O Estado de Exceção: lembrança do Estado de Sítio ditatorial


Comunicado a opinião pública nacional e internacional

O Estado de Exceção: lembrança do Estado de Sítioditatorial

Ante do golpismo e a desestabilização causada pela oposição direitista e terrorista que afeta nosso país, e as repercussões que se vão gerando desde diferentes organizações e atores da política nacional, declaramos o seguinte:

1 – A nossa solidariedade com a família Zavala e as famílias dos companheiros Martín Ocampos, Juan Ramón González, Enrique Brítez, Bienvenido Melgarejo e Andrew Ozuna Grance, camaradas mortos entre 2008 e 2009, totalizando mais de 100 trabalhadores rurais mortos pelos poderes de fato e pelo aparato policial, judicial e burocrático, ainda intactos sob o atual governo.

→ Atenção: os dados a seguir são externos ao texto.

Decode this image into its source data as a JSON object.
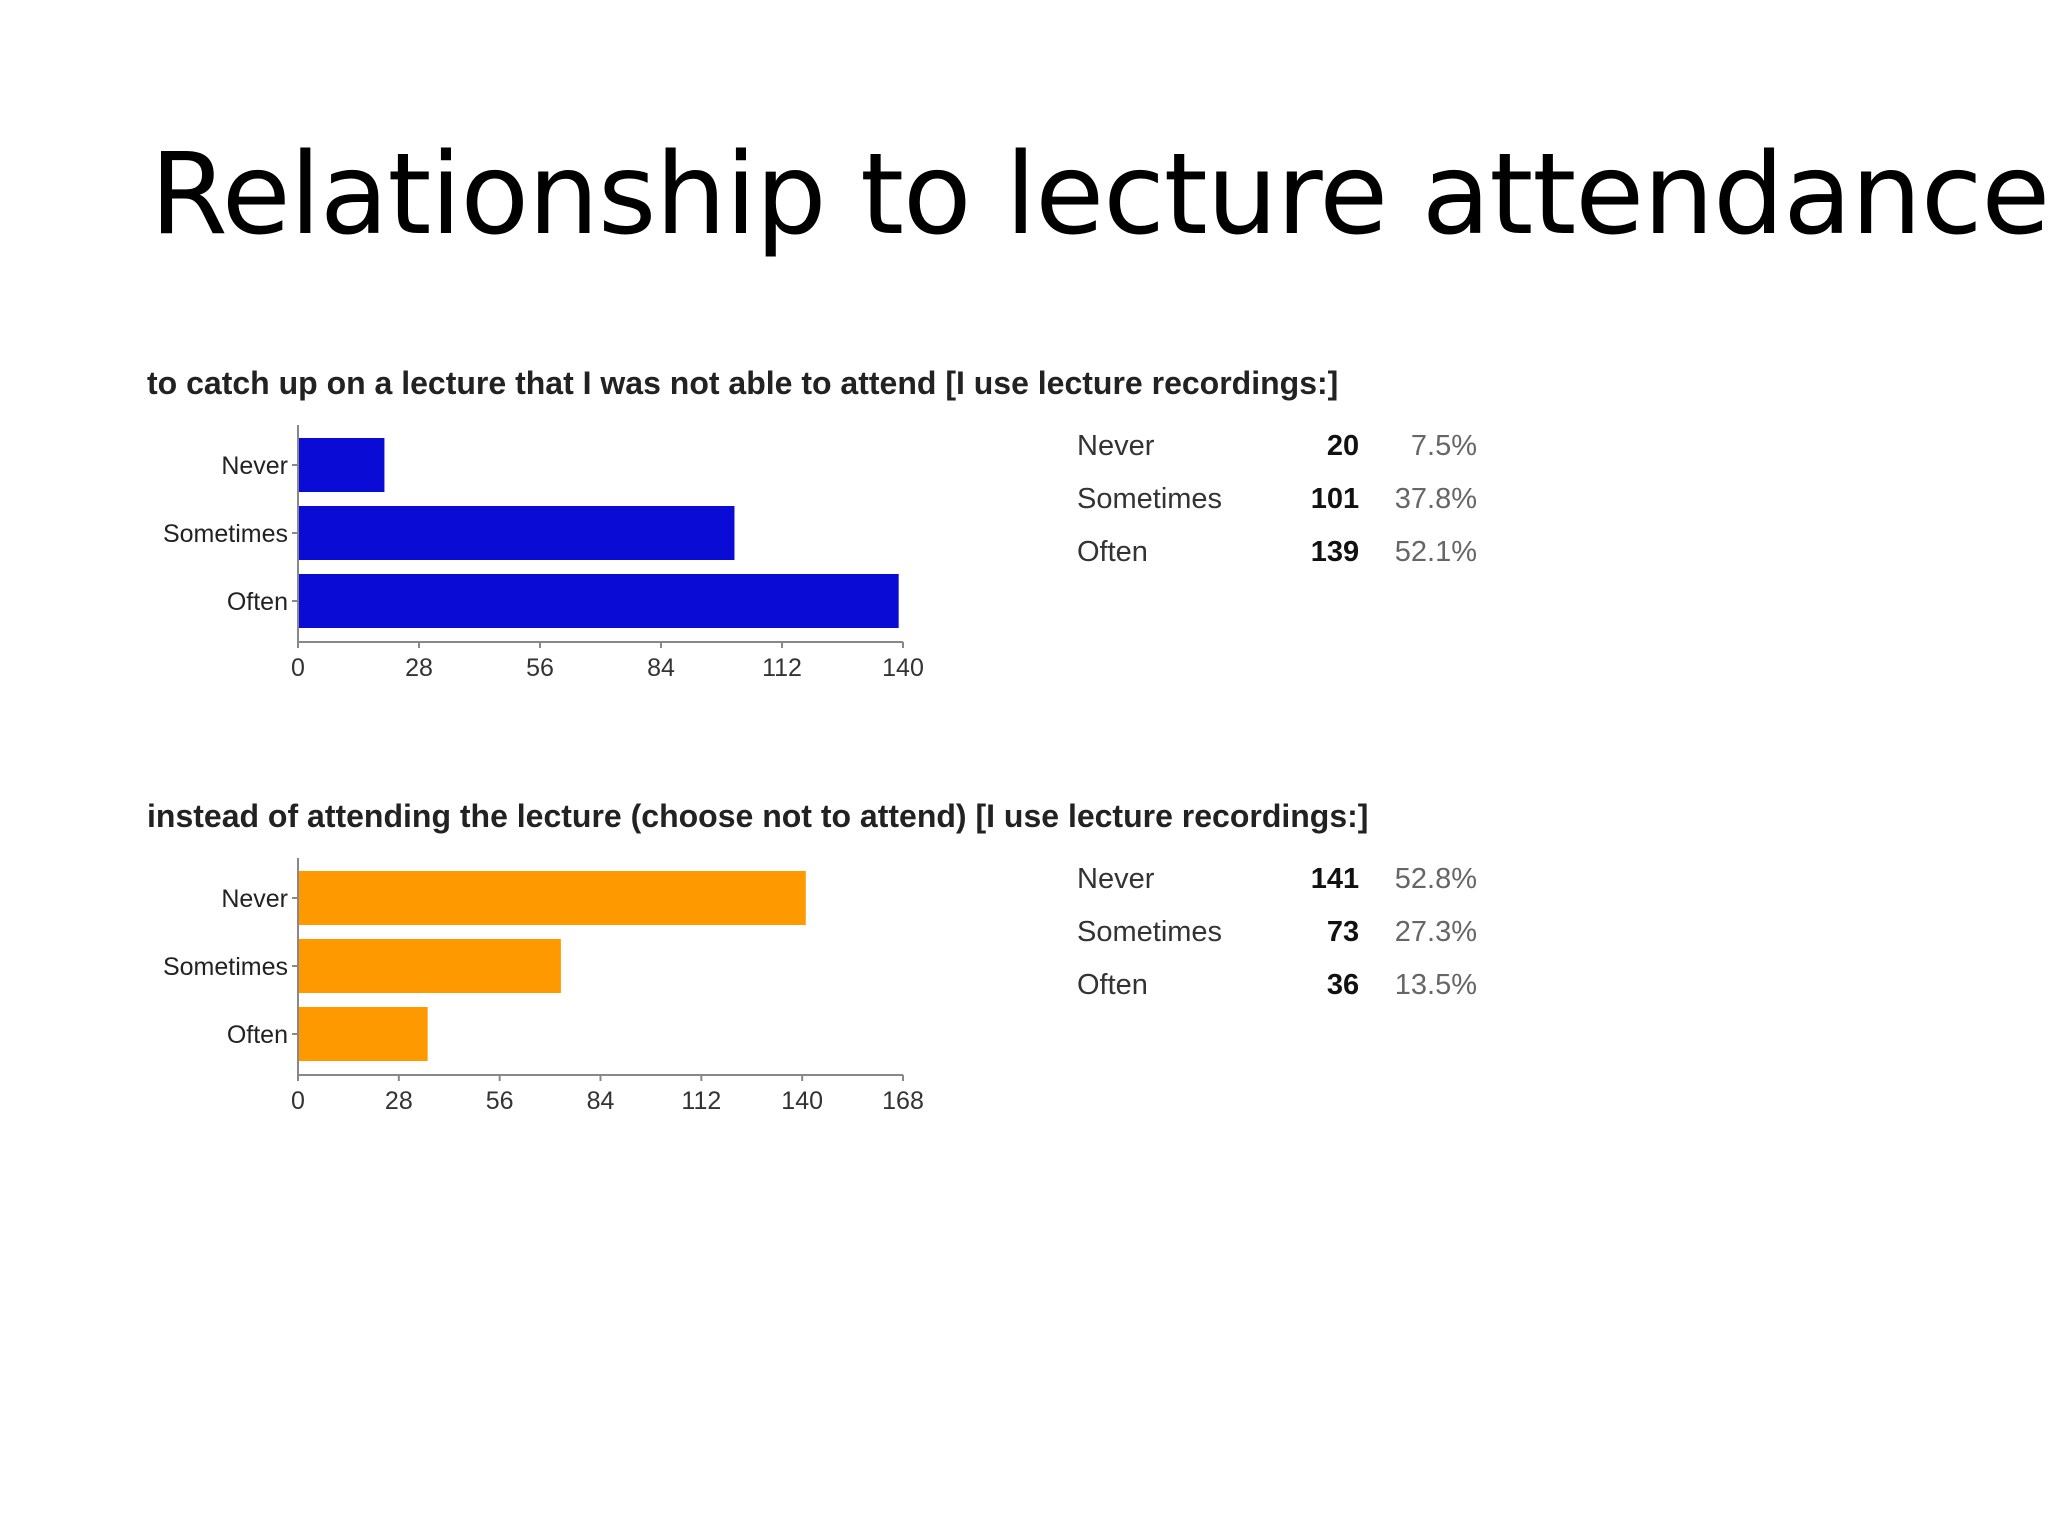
{
  "slide": {
    "title": "Relationship to lecture attendance"
  },
  "chart_data": [
    {
      "type": "bar",
      "orientation": "horizontal",
      "title": "to catch up on a lecture that I was not able to attend [I use lecture recordings:]",
      "categories": [
        "Never",
        "Sometimes",
        "Often"
      ],
      "values": [
        20,
        101,
        139
      ],
      "xlim": [
        0,
        140
      ],
      "xticks": [
        "0",
        "28",
        "56",
        "84",
        "112",
        "140"
      ],
      "color": "#0b0bd6",
      "table": [
        {
          "label": "Never",
          "count": "20",
          "percent": "7.5%"
        },
        {
          "label": "Sometimes",
          "count": "101",
          "percent": "37.8%"
        },
        {
          "label": "Often",
          "count": "139",
          "percent": "52.1%"
        }
      ]
    },
    {
      "type": "bar",
      "orientation": "horizontal",
      "title": "instead of attending the lecture (choose not to attend) [I use lecture recordings:]",
      "categories": [
        "Never",
        "Sometimes",
        "Often"
      ],
      "values": [
        141,
        73,
        36
      ],
      "xlim": [
        0,
        168
      ],
      "xticks": [
        "0",
        "28",
        "56",
        "84",
        "112",
        "140",
        "168"
      ],
      "color": "#ff9900",
      "table": [
        {
          "label": "Never",
          "count": "141",
          "percent": "52.8%"
        },
        {
          "label": "Sometimes",
          "count": "73",
          "percent": "27.3%"
        },
        {
          "label": "Often",
          "count": "36",
          "percent": "13.5%"
        }
      ]
    }
  ]
}
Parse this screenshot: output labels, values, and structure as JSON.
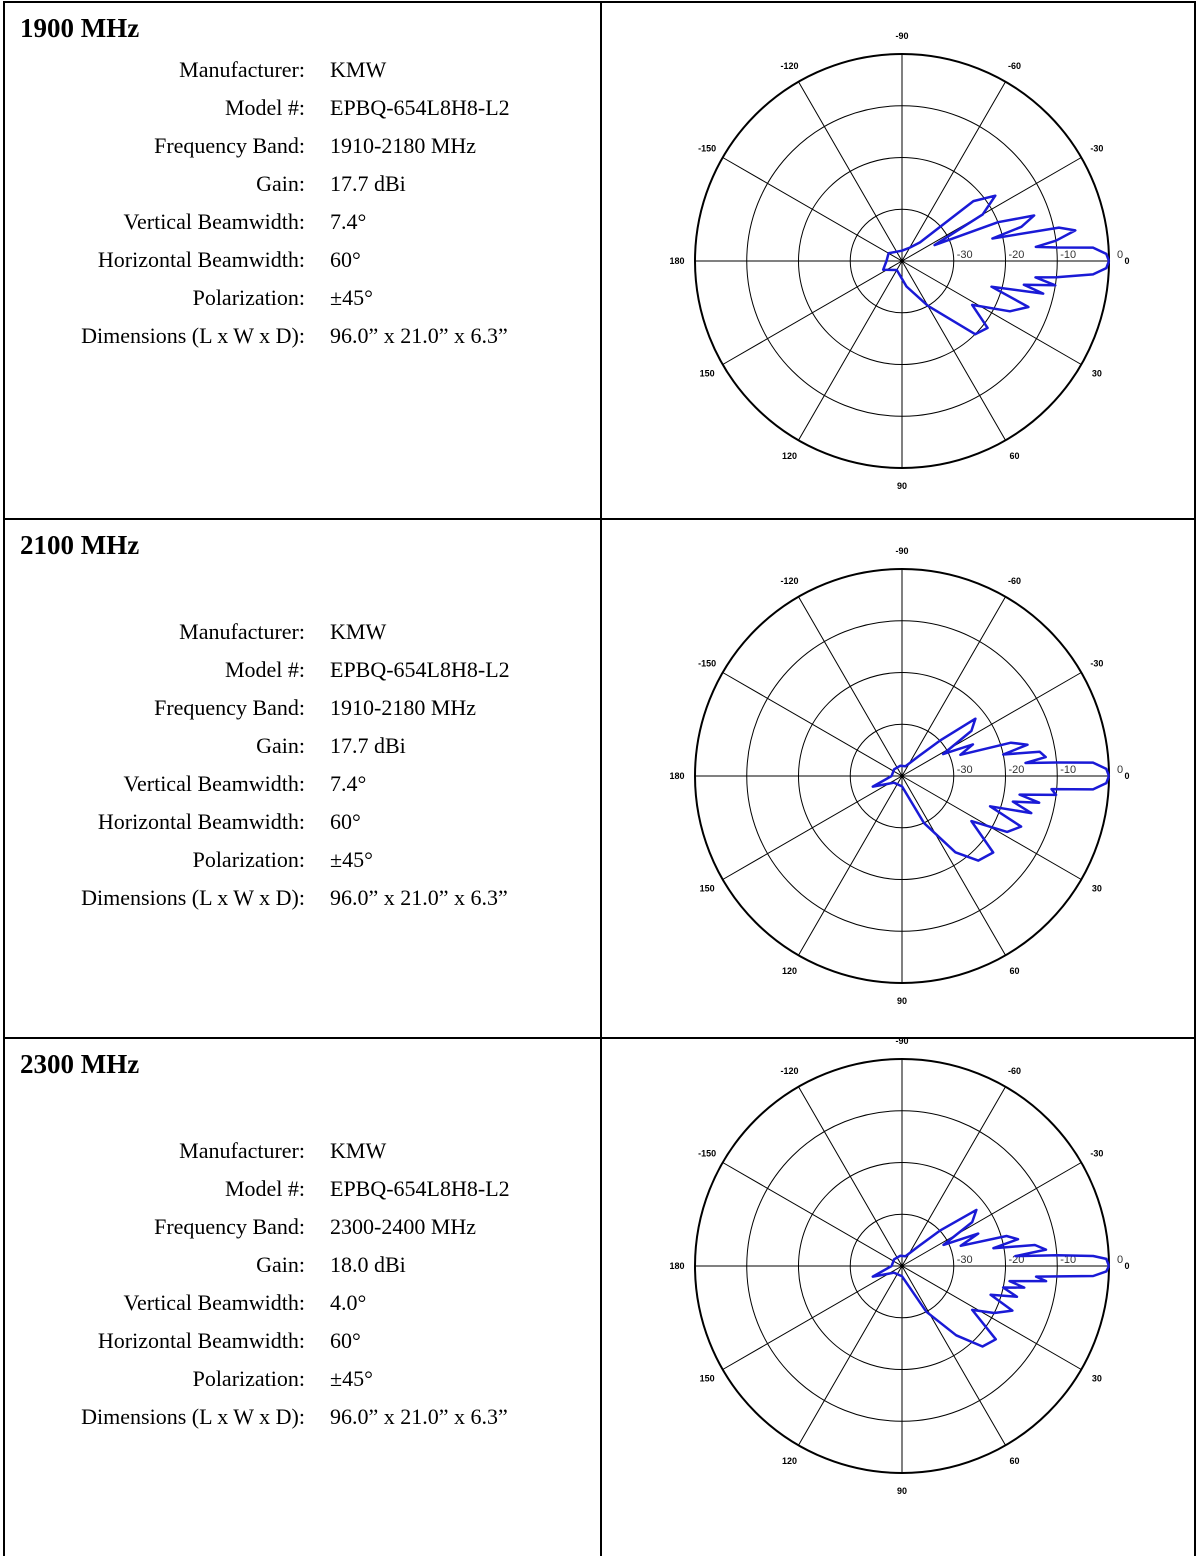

Além disso, a nossa solidariedade alcança vários compatriotas que foram torturados pela polícia, que é contrária ao projeto e ao processo de mudança impulsionado pelas mobilizações populares.

Sabemos que o problema de fundo é a estrutura socioeconômica e modelo de segurança em vigor no nosso país e, portanto, nós estendemos a nossa voz em protesto contra as injustiças que sofremos como povo.

2 – Nós categoricamente rejeitamos a proposta do Estado de Exceção (Estado de Sítio) formulado por Federico Franco, um dos líderes da conspiração golpista, que violando sua função constitucional como vice-presidente, continua a fazer alianças com setores da história mais negra da política nacional, diretamente envolvidos com a máfia, o tráfico de drogas, o latifúndio e o terrorismo de Estado, a fim de bloquear o processo de mudança e empreender uma sinistra volta ao passado.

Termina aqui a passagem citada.